Beweisaufnahme kurz nach dem 10. Jahrestag

Die Beweisaufnahme zum Nagelbombenanschlag in der Keupstraße wird nun kurz nach dem 10. Jahrestag erfolgen. Neben dem BekennerInnenvideo liegen einige Beweise dafür vor, dass die Keupstraße ausgespäht, ein Mietauto für die Tat verwendet wurde und dass »das Trio« die Pressereaktion auf den Anschlag dokumentiert hat. Die Frage der Verurteilung von Beate Zschäpe stellt sich hier genau wie in den Mordfällen: War sie gleichberechtigtes, mitbestimmendes Mitglied und hatte damit auch zumindest eine geringe Tatherrschaft? Es ist anzunehmen, dass das Gericht diese Frage mit ja beantworten wird, nicht nur aufgrund der Beweislage, sondern auch aus Staatsräson.

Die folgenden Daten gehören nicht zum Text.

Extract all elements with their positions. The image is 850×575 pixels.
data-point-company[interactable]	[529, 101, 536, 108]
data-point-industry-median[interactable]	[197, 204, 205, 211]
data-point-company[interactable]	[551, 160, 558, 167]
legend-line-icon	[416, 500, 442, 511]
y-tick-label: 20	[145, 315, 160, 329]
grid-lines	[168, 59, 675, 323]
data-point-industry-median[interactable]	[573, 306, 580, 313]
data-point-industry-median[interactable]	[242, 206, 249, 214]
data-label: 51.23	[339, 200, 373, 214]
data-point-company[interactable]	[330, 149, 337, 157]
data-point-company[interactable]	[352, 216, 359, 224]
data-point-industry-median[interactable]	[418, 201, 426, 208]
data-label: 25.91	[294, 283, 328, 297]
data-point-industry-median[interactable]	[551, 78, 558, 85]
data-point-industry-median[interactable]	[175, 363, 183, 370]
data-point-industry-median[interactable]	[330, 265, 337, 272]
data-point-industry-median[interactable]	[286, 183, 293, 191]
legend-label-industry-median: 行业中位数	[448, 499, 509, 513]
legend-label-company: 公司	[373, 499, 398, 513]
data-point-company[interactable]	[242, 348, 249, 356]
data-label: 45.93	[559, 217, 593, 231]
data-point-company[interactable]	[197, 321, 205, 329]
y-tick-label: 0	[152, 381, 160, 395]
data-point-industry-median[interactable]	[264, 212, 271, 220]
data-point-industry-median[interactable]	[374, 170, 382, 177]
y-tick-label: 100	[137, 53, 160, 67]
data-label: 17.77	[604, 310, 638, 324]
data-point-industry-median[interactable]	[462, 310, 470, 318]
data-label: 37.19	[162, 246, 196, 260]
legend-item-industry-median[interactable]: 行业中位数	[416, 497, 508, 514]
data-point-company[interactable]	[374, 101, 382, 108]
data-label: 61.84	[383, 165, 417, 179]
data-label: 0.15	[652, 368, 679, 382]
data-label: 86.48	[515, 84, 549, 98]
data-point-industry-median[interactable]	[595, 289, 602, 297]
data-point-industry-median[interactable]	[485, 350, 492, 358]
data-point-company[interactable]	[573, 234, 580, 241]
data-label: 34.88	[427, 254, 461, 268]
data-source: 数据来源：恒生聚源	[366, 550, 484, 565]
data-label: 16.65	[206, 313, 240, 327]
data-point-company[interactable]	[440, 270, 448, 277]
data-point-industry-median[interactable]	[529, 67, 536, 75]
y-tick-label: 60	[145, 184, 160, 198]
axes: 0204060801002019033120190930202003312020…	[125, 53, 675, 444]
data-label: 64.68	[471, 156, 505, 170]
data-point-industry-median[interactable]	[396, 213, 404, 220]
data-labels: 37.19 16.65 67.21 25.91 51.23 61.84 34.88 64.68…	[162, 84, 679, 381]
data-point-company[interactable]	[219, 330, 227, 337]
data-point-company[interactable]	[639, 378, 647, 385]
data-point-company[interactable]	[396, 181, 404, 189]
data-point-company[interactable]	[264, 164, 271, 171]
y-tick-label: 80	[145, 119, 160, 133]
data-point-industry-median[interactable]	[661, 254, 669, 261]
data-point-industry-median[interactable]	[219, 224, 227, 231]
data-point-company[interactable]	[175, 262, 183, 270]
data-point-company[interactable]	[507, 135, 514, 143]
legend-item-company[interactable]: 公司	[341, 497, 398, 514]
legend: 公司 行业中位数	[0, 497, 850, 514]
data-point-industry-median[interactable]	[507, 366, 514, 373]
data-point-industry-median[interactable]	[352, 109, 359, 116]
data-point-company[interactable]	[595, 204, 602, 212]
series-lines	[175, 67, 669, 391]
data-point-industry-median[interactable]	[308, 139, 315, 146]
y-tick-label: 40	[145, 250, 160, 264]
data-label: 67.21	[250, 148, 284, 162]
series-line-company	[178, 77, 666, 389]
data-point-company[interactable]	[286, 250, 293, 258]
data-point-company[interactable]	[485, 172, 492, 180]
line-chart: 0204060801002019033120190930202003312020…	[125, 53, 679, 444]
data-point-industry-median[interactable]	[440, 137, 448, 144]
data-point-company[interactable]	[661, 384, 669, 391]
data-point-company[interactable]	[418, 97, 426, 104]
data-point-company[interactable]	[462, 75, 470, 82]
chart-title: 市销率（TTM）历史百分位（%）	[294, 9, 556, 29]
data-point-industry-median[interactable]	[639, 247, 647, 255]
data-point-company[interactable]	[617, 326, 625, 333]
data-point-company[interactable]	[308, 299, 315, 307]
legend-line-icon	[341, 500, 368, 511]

Für viele BewohnerInnen der Keupstraße ist dies aber nicht die Haupt- frage. Sie versuchen nun, mit einer großen Mobilisierung nicht nur zum Prozess, sondern auch zum Jahrestag, unter dem Motto »Keupstraße ist überall« (www.keupstrasse-ist-ueberall.de) ihre Position sichtbar zu machen. Wer den Opfern der NSU-Verbrechen gerecht werden will, muss zweierlei liefern: rückhaltlose Aufklärung über jede staatliche Schmerzgrenze hinweg und zwar nicht nur bezüglich des Neonazi-Netzwerkes, der beteiligten V-Leute und staatlichen Stellen, sondern auch bezüglich einer Polizei, die aus Opfern TäterInnen macht, die rassistische Vorstellungen als Leitbild ihrer Ermittlungen benutzt und bis heute keine Konsequenzen ihrer bewussten und systematischen Aufklärungsvereitelung erleiden musste.

Aus diesem Grunde wird der Jahrestag des Anschlages in der Keupstraße auch nicht nur mit großen Konzerten der »AG Arsch Huh« am Pfingstwochenende, sondern auch mit zahlreichen Veranstaltungen in der Keupstraße selbst begangen. Es bleibt zu hoffen, dass die AktivistInnen aus der Keupstraße durch alle Veranstaltungen zum Jahrestag in ihrem Kampf um die Überwindung ihrer Opferrolle tatsächlich unterstützt werden, und der Gedenktag nicht nur dazu führt, dass sich die deutsche »Zivilgesellschaft« selbst feiert.